The primordial presence of modality in both earlier and recent composition was clearly laid out in the juxtaposition of the first two pieces. Pavlos' performance began with "Tiento del Tercer Tono," composed by Antonio de Cabezón in the mid-1500s. This work in the Phrygian mode, which Pavlos describes as "the river piece," presents two themes and their inversions, and then sets them flowing into other material. Pavlos' performance then transitioned without interruption into "Origami," written by Pascal Dusapin in 1998. Dusapin's melismas unfold to construct a highly emotive space of limited pitch, characterized, surprisingly, by a timelessness similar to the feeling of the Cabezón piece. With this transition, Pavlos illustrates the nuanced haunting of the historical "development" of Western music by modality.
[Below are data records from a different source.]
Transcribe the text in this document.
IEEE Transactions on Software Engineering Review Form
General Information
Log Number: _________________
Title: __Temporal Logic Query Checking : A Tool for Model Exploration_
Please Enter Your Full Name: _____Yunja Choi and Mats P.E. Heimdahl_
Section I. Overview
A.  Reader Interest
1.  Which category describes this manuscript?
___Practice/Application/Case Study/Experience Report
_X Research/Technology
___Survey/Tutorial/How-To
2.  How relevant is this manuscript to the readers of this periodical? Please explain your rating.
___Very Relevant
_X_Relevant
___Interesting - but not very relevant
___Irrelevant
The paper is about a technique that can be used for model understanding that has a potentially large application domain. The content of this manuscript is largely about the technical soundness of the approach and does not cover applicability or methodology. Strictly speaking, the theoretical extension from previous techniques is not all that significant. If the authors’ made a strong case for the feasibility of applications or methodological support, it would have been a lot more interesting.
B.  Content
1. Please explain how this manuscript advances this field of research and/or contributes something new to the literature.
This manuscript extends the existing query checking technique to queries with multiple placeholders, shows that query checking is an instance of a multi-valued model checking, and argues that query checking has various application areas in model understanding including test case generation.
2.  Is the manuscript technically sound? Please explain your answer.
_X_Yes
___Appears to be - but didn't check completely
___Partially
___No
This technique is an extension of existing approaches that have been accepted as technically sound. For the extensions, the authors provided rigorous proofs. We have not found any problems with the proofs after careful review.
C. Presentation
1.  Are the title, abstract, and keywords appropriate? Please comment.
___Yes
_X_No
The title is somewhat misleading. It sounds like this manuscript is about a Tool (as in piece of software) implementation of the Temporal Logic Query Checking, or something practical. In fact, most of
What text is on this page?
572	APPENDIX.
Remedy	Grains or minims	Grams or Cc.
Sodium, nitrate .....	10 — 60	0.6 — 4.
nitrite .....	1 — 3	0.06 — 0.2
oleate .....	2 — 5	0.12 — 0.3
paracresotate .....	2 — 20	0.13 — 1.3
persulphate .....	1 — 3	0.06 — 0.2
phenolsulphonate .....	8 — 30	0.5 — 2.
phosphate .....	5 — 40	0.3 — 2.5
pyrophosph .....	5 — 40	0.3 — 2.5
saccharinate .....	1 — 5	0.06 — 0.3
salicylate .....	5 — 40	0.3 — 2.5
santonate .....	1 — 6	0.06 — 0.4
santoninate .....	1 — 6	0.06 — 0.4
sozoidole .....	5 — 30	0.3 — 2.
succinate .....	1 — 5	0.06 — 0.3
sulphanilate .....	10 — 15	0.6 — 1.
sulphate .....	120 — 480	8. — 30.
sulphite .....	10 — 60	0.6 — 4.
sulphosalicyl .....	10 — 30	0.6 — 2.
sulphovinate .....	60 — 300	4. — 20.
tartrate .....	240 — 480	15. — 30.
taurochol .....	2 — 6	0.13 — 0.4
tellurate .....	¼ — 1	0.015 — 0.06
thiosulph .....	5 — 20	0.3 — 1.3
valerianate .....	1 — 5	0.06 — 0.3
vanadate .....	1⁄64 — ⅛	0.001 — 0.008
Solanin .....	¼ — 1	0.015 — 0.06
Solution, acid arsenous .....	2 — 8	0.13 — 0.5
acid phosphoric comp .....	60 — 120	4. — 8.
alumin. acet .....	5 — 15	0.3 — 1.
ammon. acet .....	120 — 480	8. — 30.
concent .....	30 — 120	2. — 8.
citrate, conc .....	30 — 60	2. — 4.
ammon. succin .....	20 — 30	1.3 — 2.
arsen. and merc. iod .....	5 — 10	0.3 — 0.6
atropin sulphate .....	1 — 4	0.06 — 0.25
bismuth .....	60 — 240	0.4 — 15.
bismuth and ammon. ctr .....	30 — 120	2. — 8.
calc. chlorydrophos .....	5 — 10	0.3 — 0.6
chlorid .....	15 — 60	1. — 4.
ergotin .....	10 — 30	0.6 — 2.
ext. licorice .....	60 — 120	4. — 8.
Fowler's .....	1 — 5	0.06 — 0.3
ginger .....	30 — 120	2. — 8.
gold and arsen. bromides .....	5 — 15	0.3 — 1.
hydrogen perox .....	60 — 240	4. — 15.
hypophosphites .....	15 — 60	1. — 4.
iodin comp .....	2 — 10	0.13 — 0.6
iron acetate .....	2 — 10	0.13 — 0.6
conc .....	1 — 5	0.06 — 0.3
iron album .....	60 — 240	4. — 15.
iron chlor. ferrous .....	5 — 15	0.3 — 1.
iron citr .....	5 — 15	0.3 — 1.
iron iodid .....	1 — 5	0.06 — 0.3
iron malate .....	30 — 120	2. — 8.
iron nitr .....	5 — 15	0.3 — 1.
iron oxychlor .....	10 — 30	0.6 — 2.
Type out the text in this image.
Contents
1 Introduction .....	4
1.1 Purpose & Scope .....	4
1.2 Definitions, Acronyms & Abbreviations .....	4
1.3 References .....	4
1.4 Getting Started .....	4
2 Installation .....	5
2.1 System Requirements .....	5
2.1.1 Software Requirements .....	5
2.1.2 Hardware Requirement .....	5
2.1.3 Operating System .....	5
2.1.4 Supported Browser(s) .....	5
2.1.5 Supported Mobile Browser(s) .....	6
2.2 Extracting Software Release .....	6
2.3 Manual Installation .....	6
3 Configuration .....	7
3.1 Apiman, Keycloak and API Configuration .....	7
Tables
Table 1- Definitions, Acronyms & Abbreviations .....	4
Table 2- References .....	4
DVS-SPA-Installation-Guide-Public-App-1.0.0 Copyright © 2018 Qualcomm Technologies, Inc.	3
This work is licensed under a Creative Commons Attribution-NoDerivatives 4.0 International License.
The large, striking video element (twice the size of the piano) played a role superficially contrasting, but deeply complementary. As Pavlos played Bartók, Andreas projected footage shot in a psychogeographical tour of Athens, continually and roughly arrested by fenced-off regions of space. If the listener takes Bartók's music to be fundamentally folkloric, the surface effect is of inter-media contrast. Yet Pavlos' tense, forceful and breathless playing of Bartók established a deeper harmony with the shots of his native city. By these means the audience was carefully led to intuit that Bartók is not just a translation of folk music into a modern dimension. Pavlos commented on this later: "Bartók is industrial music."
In the closing piece by Messiaen, "Mode de Valeurs et d'Intensites" (1949), Andreas' video work again operated on two levels. The first of these was direct expression of the complex intertwinement of lines interacting with sudden bursts of color. The stronger, more affecting level comes from the usage of Francis Bacon's paintings of Pope Innocent X - a screaming, tortured portrait crowned with a halo of meat - for achieving that color, which serves to emphasize the presence of deep emotion permeating the formidable intellectual edifice.
Antoniadis recently began studying in the Music Department at UCSD this fall on a Fulbright Scholarship. Previous to his study here he lived, worked and performed in Athens, where he was born and has lived for most of his life. He has studied at the National University and at the Nakas Conservatory in Athens, at the Koninklijk Conservatorium Den Haag in The Netherlands, and privately in England with Ian Pace. Having established himself as a performer in European settings such as Centre Acanthes, Darmstadt, Pavlos was very happy to begin study at UCSD, because of the prominence of the school and the opportunities offered here for doing interdisciplinary work on contemporary music.
In January, Pavlos will participate in a concert in Athens Concert Hall under the guidance of Ensemble Modern, Frankfurt. He plans in the coming year to bring his focus back to the position of complex avant-garde music within the frame of discourses on modernism, as well as to explore more American music. As for future intermedia projects, he said "I consider listening to music by itself to be almost a political act in an era of images. Still, Breton Armé are going to explore more possibilities concerning the reinterpretation of texts, be they musical, theaterical, or other."